Now Lom has the facts. Like the best Freudian detectives, he seeks out the “suspects” and gets additional info from them, then calls them all together. Podgy Teuton, Mason, and Todd’s first love, the wise-cracking yank. Lom then effects a MIRACLE CURE simply by PLAYING A RECORD to Todd, who descends the stairs into the roomful of waiting swains, ready, like Lassie, to go to the one she loves the most.

And she chooses… well, it might be unfair to give this away. But if I say “the highest paid actor” and “the one more in need of psychiatric care than herself” you’ll probably get it. It’s a fascinating turn of events because the film gives absolutely no clue as to how this relationship is now supposed to work. A.T. has been cured of her fear, but will her new lover be able to express the tender emotions that have completely defeated him thus far? Is this going to be an s.m.-type relationship? Does Herbert Lom know what the hell he’s playing at?

The ending feels like a very bold piece of provocation: we are being asked, What do we think of this? Can we make sense of it? The filmmaker, of course, is copping out of his usual responsibility, that of telling us what to think. This means the film is either incomplete, devoid of meaning, or mature, treating its audience as thinking beings. I’d say Compton Bennett has actually hit on a way of EXPLOITING inconclusive narrative for financial gain.

Everybody’s very good in this movie. Mason gets to be brooding and uptight. Ann Todd is a revelation: always a slightly cold actress, here she exhibits an impressive range, even convincing in ponytails as a schoolgirl — she does an even better job that Joan Fontaine in LETTER FROM AN UNKNOWN WOMAN. Neither can convince as teenage, physically, but both do a great job with childlike body language. Certainly better than Sandra Julien in I AM FRIGID…WHY?

frigid hair

Sandra, as the virginal Doris, is rendered frigid by the trauma of rape in a greenhouse, then must Walk the Earth in search of sexual kicks that might break through her psychological block. These include Kubrickian masked orgies, fey spanking sessions, and listless lesbianism, all filmed with oppressively coloured-gel-lighting, soft-focus and starburst filters until you’re aching for somebody to OPEN A BLOODY WINDOW.

Eyes Wide Apart

Orgy and Mess

Spankyman

There’s also the “theatrical troupe” glimpsed in the vid above:

Mr Boomtastic

But Doris only finds true happiness at the movie’s end, where she is able to have pure, loving consensual sex… in the greenhouse she was raped in… with the man who raped her.

Botanic antics

The psychoanalytic narrative seems to have been seen as a great excuse to abandon all narrative logic and have characters behave in a totally incredible way. Since understanding human nature is the speciality of SCIENCE, it’s OK for the behaviour in these films to make no sense to the audience.

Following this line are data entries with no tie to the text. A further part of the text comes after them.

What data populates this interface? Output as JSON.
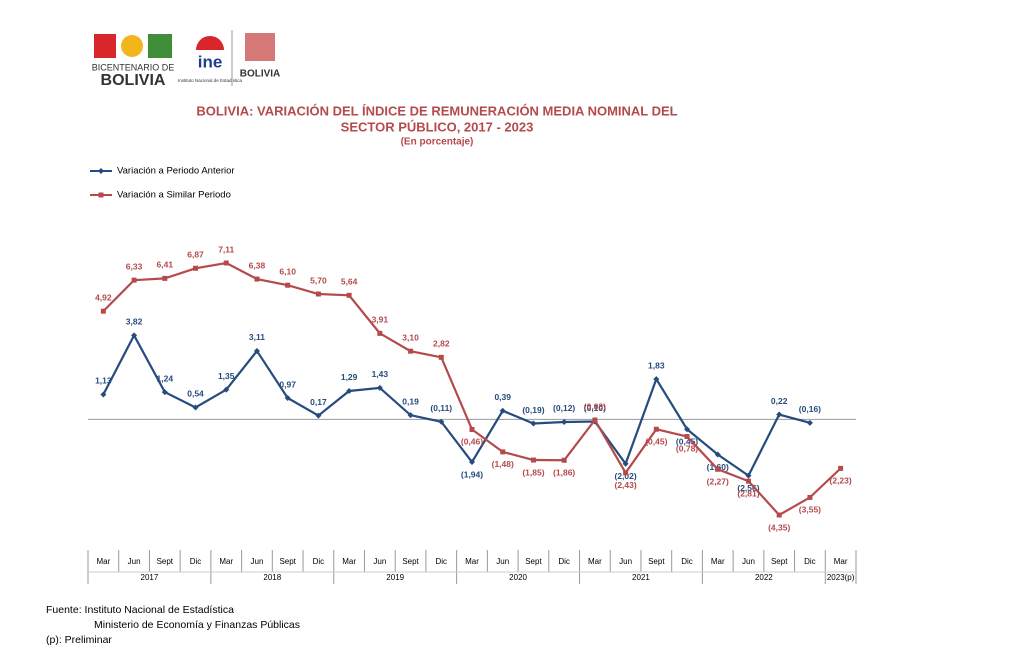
{
  "header": {
    "bicentenario": "BICENTENARIO DE",
    "bolivia": "BOLIVIA",
    "ine": "ine",
    "ine_name": "Instituto Nacional de Estadística",
    "ministerio": "BOLIVIA"
  },
  "chart_data": {
    "type": "line",
    "title": [
      "BOLIVIA: VARIACIÓN DEL ÍNDICE DE REMUNERACIÓN MEDIA NOMINAL DEL",
      "SECTOR PÚBLICO,  2017 - 2023"
    ],
    "subtitle": "(En porcentaje)",
    "categories": [
      "Mar",
      "Jun",
      "Sept",
      "Dic",
      "Mar",
      "Jun",
      "Sept",
      "Dic",
      "Mar",
      "Jun",
      "Sept",
      "Dic",
      "Mar",
      "Jun",
      "Sept",
      "Dic",
      "Mar",
      "Jun",
      "Sept",
      "Dic",
      "Mar",
      "Jun",
      "Sept",
      "Dic",
      "Mar"
    ],
    "years": [
      "2017",
      "2018",
      "2019",
      "2020",
      "2021",
      "2022",
      "2023(p)"
    ],
    "series": [
      {
        "name": "Variación a Periodo Anterior",
        "color": "#264b7e",
        "marker": "diamond",
        "values": [
          1.13,
          3.82,
          1.24,
          0.54,
          1.35,
          3.11,
          0.97,
          0.17,
          1.29,
          1.43,
          0.19,
          -0.11,
          -1.94,
          0.39,
          -0.19,
          -0.12,
          -0.1,
          -2.02,
          1.83,
          -0.45,
          -1.6,
          -2.56,
          0.22,
          -0.16,
          null
        ],
        "value_labels": [
          "1,13",
          "3,82",
          "1,24",
          "0,54",
          "1,35",
          "3,11",
          "0,97",
          "0,17",
          "1,29",
          "1,43",
          "0,19",
          "(0,11)",
          "(1,94)",
          "0,39",
          "(0,19)",
          "(0,12)",
          "(0,10)",
          "(2,02)",
          "1,83",
          "(0,45)",
          "(1,60)",
          "(2,56)",
          "0,22",
          "(0,16)",
          null
        ]
      },
      {
        "name": "Variación a Similar Periodo",
        "color": "#b54a4c",
        "marker": "square",
        "values": [
          4.92,
          6.33,
          6.41,
          6.87,
          7.11,
          6.38,
          6.1,
          5.7,
          5.64,
          3.91,
          3.1,
          2.82,
          -0.46,
          -1.48,
          -1.85,
          -1.86,
          -0.03,
          -2.43,
          -0.45,
          -0.78,
          -2.27,
          -2.81,
          -4.35,
          -3.55,
          -2.23
        ],
        "value_labels": [
          "4,92",
          "6,33",
          "6,41",
          "6,87",
          "7,11",
          "6,38",
          "6,10",
          "5,70",
          "5,64",
          "3,91",
          "3,10",
          "2,82",
          "(0,46)",
          "(1,48)",
          "(1,85)",
          "(1,86)",
          "(0,03)",
          "(2,43)",
          "(0,45)",
          "(0,78)",
          "(2,27)",
          "(2,81)",
          "(4,35)",
          "(3,55)",
          "(2,23)"
        ]
      }
    ],
    "footer": [
      "Fuente: Instituto Nacional de Estadística",
      "Ministerio de Economía y Finanzas Públicas",
      "(p): Preliminar"
    ]
  }
}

I kind of have to hand it to Max Pecas for making a film as ludicrous as IAF…W? and still managing to have it be so outrageously offensive. Despite its campy surface (the men, though nominally straight, all seem like gay stereotypes) the flick seems to seriously propose the idea that revisiting a trauma can cure it — a popular Freudian fantasy (still big in Scientology), but even if Pecas was determined to follow this narrative (while making an erotic film about frigidity, itself a perverse idea)…still. The film can only be acceptable if we see it as 100% sexual fantasy and 0% sexual politics, but can a film entirely rid itself of any relationship to life? And should it?

The Audience

“I want to take you to the dernieres limites d’erotisme.” ~ Alain Cuny, EMMANUELLE.